Yes, let me explain.
Have you ever just had one of those days when everything should be going so right and so perfectly, that the smallest errors of the world that drives you insane. That is such a strong component of my character, it disturbs me to admit. When I find myself having such success and well being, is rarely is as satisfactory as it seems. So then what? I seek for more! More perfection, more success and more overachieving! In fact, overachieving? No such thing! It is preposterous that I could ever overachieve.
Impossible you say? Well let me tell you, it is possible when one never has expectations for oneself to begin with. People say hope is all we have, ever since the days of ancient Greek mythology's Pandora. But no, I find it not so. When an expectation is achieved, it was expected. A brief feeling of credibility may dash through our moods, but never full satisfaction. However even more likely, disappointment is the outcome from having expectations. So for myself, someone with little to no conscious expectations of myself achieves something, I want more. Why did I not achieve more than I did?
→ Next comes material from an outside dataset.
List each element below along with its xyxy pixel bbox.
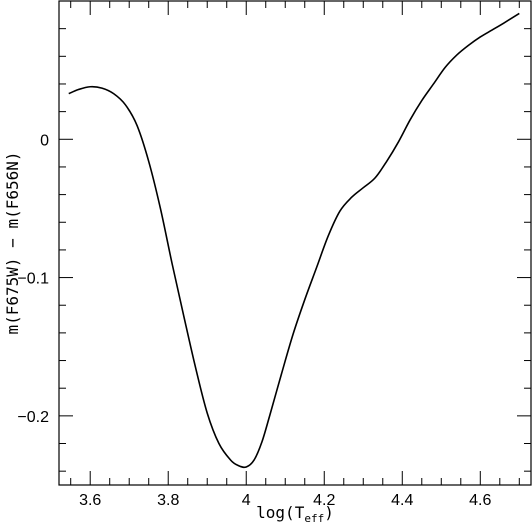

Was that my best capacity?
How hypocritical, I expect too much from myself subconsciously.
The more deadly spiral is when nothing is achieved. The hardest thing to do is perhaps to consciously expect something from oneself. Perhaps it is a matter of pride, but why try something that just seems so far away. Though it may not actually be, why try when it seems so?
It is the easiest thing to fall into greed, perhaps even more so into sloth. Sometimes all my complaints in life can be categorized by the seven cardinal sins. Always been a sucker for neo-classical things. Hm, maybe that's the structuralist in me talking. Thank you Ms. Roach.